Furthermore, poor schools, poverty and the absence of  other institutions of human necessity within the  structure of "blackistans" and "chiraqs" - as termed by the blogger Bruekelen Bleu of the  BW ThinkTank  in reference to black communities of high violence and low resources   insulated from the rest of civilized America which possess basic necessities such as clean water, grocery stores stocked with healthful food and thriving businesses to serve the communities needs - merely perpetuate this extremely harmful, dangerous existence characterized  by The Struggle that is so vaunted and revered among black women surviving in Americ. 

But The Struggle is also responsible for destroying black women - their health, minds that are troubled by depression and other untreated mental illnesses, their bodies struggling with excessive weight from nutrient poor foods. And, finally when one's health is gone, the mind under siege, the body suffering, it is only reasonable and tragically logical that the soul itself becomes threatened. 

And these are the dangers inherent to the cultural embrace of the very principle of survival that in the end has proved most destructive of all the troubles and struggles facing a woman with black skin within a white world that coldly blames the victim for her inability to thrive beneath the boot of the victimizer. 

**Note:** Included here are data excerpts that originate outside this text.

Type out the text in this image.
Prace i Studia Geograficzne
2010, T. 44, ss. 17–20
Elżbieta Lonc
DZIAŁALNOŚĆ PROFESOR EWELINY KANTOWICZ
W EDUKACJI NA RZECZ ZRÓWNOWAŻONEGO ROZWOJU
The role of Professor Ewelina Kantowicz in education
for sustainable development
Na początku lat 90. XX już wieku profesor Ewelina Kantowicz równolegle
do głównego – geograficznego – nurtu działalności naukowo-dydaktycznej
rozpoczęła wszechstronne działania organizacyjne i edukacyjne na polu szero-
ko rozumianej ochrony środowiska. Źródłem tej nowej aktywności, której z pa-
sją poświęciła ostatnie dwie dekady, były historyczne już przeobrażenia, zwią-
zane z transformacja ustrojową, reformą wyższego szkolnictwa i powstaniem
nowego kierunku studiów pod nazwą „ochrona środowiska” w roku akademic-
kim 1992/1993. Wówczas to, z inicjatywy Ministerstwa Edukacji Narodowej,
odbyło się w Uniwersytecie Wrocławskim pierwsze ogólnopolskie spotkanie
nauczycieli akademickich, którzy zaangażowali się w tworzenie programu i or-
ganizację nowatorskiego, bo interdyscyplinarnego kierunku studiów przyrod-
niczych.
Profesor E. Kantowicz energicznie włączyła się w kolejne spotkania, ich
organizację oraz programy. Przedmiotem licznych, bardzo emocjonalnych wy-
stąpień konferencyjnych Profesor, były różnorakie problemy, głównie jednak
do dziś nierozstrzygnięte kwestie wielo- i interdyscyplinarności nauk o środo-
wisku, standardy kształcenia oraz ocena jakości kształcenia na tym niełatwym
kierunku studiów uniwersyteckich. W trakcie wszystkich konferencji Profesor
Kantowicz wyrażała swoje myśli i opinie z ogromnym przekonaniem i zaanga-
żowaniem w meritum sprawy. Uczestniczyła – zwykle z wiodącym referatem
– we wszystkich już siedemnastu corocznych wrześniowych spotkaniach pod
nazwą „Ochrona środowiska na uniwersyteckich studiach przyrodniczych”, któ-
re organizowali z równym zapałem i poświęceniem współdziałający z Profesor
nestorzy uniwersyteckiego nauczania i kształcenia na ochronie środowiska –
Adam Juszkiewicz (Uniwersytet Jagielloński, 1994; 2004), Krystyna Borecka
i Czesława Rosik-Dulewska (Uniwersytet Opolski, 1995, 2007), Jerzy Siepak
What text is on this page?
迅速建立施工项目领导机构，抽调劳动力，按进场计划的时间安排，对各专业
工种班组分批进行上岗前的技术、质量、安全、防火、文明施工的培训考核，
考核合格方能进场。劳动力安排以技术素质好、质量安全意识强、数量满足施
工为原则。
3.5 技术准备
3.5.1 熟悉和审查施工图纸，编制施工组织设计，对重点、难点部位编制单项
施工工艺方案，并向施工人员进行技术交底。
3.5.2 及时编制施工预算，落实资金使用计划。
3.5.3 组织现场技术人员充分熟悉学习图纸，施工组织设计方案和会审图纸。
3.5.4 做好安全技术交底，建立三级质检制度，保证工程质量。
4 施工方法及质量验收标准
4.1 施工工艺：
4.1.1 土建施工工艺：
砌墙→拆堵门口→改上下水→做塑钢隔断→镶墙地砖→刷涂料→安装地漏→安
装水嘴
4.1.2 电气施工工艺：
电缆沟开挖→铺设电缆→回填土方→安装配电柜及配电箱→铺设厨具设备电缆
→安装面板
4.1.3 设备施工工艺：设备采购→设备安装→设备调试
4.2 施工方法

As I write this, the lyrics to the song Get A Life by Soul II Soul keep running through my mind. the refrain sung by high piping children's voices asks What's the Meaning of  Life?:

Dreaming of your goals, ambitions and feeling freeI'm on this mission to achieveAchieve what?What's in your minds eyeThis is what you believe you should gain
What's the meaning? What's the meaning of life? Elevate your mind and free your soul 
So there it is, work it out for yourselfYeah, be selective, be objectiveBe an asset to the collectiveAs you know, you gotta get a life
Subsistence is only the most base level of survival; survival is not thriving; and The Struggle, endurance is merely existing. Our history as black women in America has infused our culture with the belief that black women are the least of these, and we ourselves have reinforced the idea and this anemic spirit of sufferance to our daughters; we have obediently followed the rules of hard labor with a perverse sort of alacrity even competing with one another to prove who can be the strongest, the hardest, the most run down yet still functioning; it is almost a source of shame in the feminine black culture to admit to weakness beneath the burden. The conditions that change at glacial pace have entrapped so many within a sort of volunteer slavery notwithstanding the conditions imposed upon us by a system devoid of compassion which pays only lip service to the ideals of Freedom, Civilization, Equality and Prosperity. 

Those who escape do so like our ancestors who coveted freedom so desperately that they ran from their captors fearful yet disdainful at the risks, instinctively understanding that any freedom was superior to the wicked stability of enslavement. 


Are we now enslaving ourselves to the principle of Survival and Struggle? And what meaning does life have once one accepts the principle which has been fed to us with our mother's milk? Is it betrayal to utterly defy and reject the lesson in pursuit of realizing the true nature of our soul's potential?

Or are betrayal and defiance the only tickets that will gain us passage to a sort of Underground Railroad to a new, fulfilling life of choice, health, opportunity and the tantalizing luxury of possibility, which is only second in by the ultimate goal: the  sumptuous extravagance inherent to the chance of having a Dream, pursuing the Dream of having more...more life, more love, more joy once the shackles of our destructive inheritance have been sundered forever from what it means to be a black woman.